Küçük gibi görünen bu olay, aslında o dönemin büyük bir gerçeğini anlatıyordu: 1980’li yıllarda vatandaş, devlet karşısında çoğu zaman çaresizdi. Eğer ben o çaresizliği bir nebze de olsa aşmalarına vesile olduysam, bunu bir başarı sayarım.
Muhtarlık dönemimde halk beni tanıdı, güvendi. Adım duyuldu, yaptıklarım konuşuldu. 1999 yılına geldiğimde hayatımda yeni bir dönem başladı.
Bu kez Yeşilyurt’ta İl Genel Meclisi Üyesi seçildim. Köyden çıkıp il genel meclisine girmek kolay değildi; ama o zorluğu da aşarak görevime başladım. Muhtarlıktan edindiğim tecrübeyi de yanımda taşıyarak, karşıma gelenin kim olduğunu, hangi görüşten olduğunu sormadan herkese yardımcı olmaya çalıştım.
Çünkü hizmetin siyaseti olmaz, derdim. Bu anlayışla hem halka hizmet ettim, hem de mensubu olduğum partiye karşı olan önyargıları kırdım. Bürokrasiyle iyi ilişkiler kurarak hizmeti kolaylaştırdım, devlete olan güveni artırdım.

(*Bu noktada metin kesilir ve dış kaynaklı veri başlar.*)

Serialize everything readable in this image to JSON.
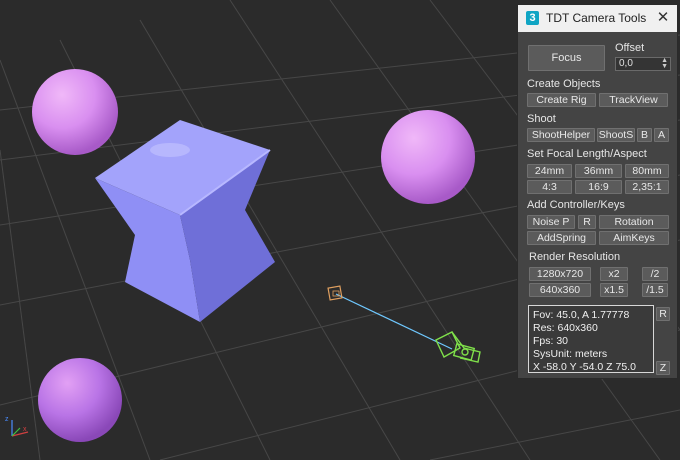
{
  "window": {
    "title": "TDT Camera Tools",
    "app_icon_glyph": "3",
    "close_glyph": "✕"
  },
  "focus": {
    "button_label": "Focus",
    "offset_label": "Offset",
    "offset_value": "0,0"
  },
  "create_objects": {
    "label": "Create Objects",
    "buttons": [
      "Create Rig",
      "TrackView"
    ]
  },
  "shoot": {
    "label": "Shoot",
    "buttons": [
      "ShootHelper",
      "ShootS",
      "B",
      "A"
    ]
  },
  "focal": {
    "label": "Set Focal Length/Aspect",
    "lengths": [
      "24mm",
      "36mm",
      "80mm"
    ],
    "aspects": [
      "4:3",
      "16:9",
      "2,35:1"
    ]
  },
  "controllers": {
    "label": "Add Controller/Keys",
    "row1": [
      "Noise P",
      "R",
      "Rotation"
    ],
    "row2": [
      "AddSpring",
      "AimKeys"
    ]
  },
  "render_resolution": {
    "label": "Render Resolution",
    "row1": [
      "1280x720",
      "x2",
      "/2"
    ],
    "row2": [
      "640x360",
      "x1.5",
      "/1.5"
    ]
  },
  "info": {
    "lines": [
      "Fov: 45.0, A 1.77778",
      "Res: 640x360",
      "Fps: 30",
      "SysUnit: meters",
      "X -58.0  Y -54.0  Z 75.0"
    ],
    "r_button": "R",
    "z_button": "Z"
  },
  "colors": {
    "viewport_bg": "#2b2b2b",
    "grid": "#474747",
    "box": "#8f8ff5",
    "sphere": "#d98ff0",
    "camera": "#7fe04a",
    "target": "#e0a060",
    "cam_line": "#6fc8ff"
  },
  "icons": [
    "close-icon",
    "spinner-icon",
    "camera-icon",
    "camera-target-icon",
    "axis-gizmo-icon"
  ]
}
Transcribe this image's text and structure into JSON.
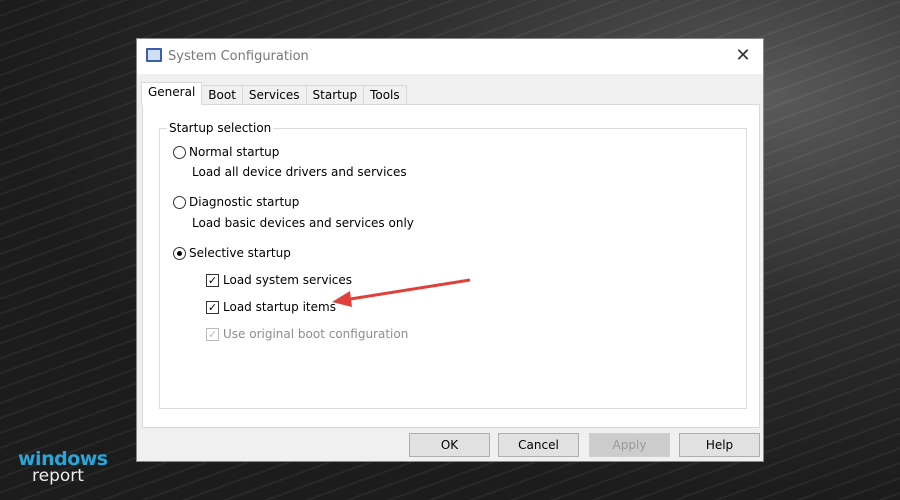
{
  "window": {
    "title": "System Configuration",
    "close_icon": "close-icon"
  },
  "tabs": [
    {
      "label": "General",
      "active": true
    },
    {
      "label": "Boot"
    },
    {
      "label": "Services"
    },
    {
      "label": "Startup"
    },
    {
      "label": "Tools"
    }
  ],
  "group": {
    "legend": "Startup selection",
    "normal": {
      "label": "Normal startup",
      "desc": "Load all device drivers and services",
      "selected": false
    },
    "diagnostic": {
      "label": "Diagnostic startup",
      "desc": "Load basic devices and services only",
      "selected": false
    },
    "selective": {
      "label": "Selective startup",
      "selected": true
    },
    "load_system": {
      "label": "Load system services",
      "checked": true
    },
    "load_startup": {
      "label": "Load startup items",
      "checked": true
    },
    "use_original": {
      "label": "Use original boot configuration",
      "checked": true,
      "disabled": true
    }
  },
  "buttons": {
    "ok": "OK",
    "cancel": "Cancel",
    "apply": "Apply",
    "help": "Help"
  },
  "logo": {
    "line1": "windows",
    "line2": "report"
  },
  "colors": {
    "arrow": "#e0403a",
    "logo_blue": "#2aa5d8"
  }
}
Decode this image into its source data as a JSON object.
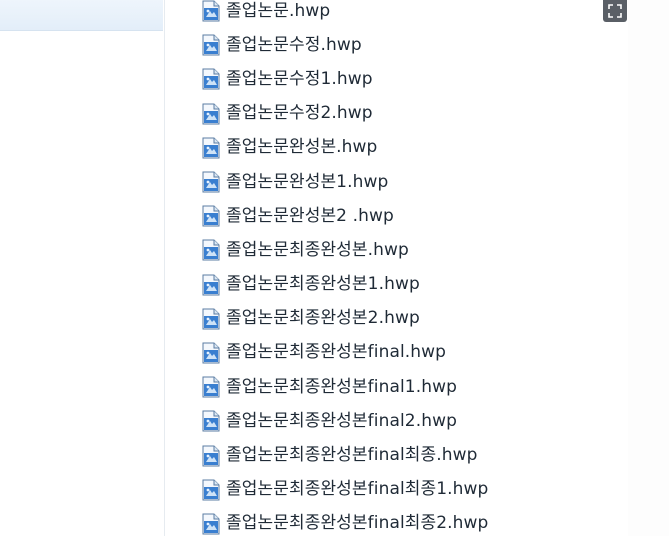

Kısacası, bu yerel yönetim görevimde de bir çok bedel ödeyerek başarıya ulaştım. Halkın takdirini kazandım, dostlar edindim, her gittiğim yerde bir kapımın açık olduğunu gördüm. Ve anladım ki, beni en çok mutlu eden şey buymuş. Belki de benim zirvem buydu…
Fahri hizmetlerimin yanında ticaretle de uğraştım. Malatya’da tekel ürünlerinin pazarlama ve dağıtımını yaptığımız dönemde, kazanç çok az olsa da, yüksek ciro elde ettik; vergi sıralamasında da şirketimiz yer aldı.
Ancak biz, her zaman düşüncemizin iktidar olmasını ve halka hizmet etmeyi ticaretimizin önünde tuttuk. Kimi zaman bu uğurda ticaretimizi, kazancımızı feda ettiğimizi düşündük.
Bilen bilir, bilmeyene de sözümüz şu olsun: Balık bilmezse Hâlık bilir.”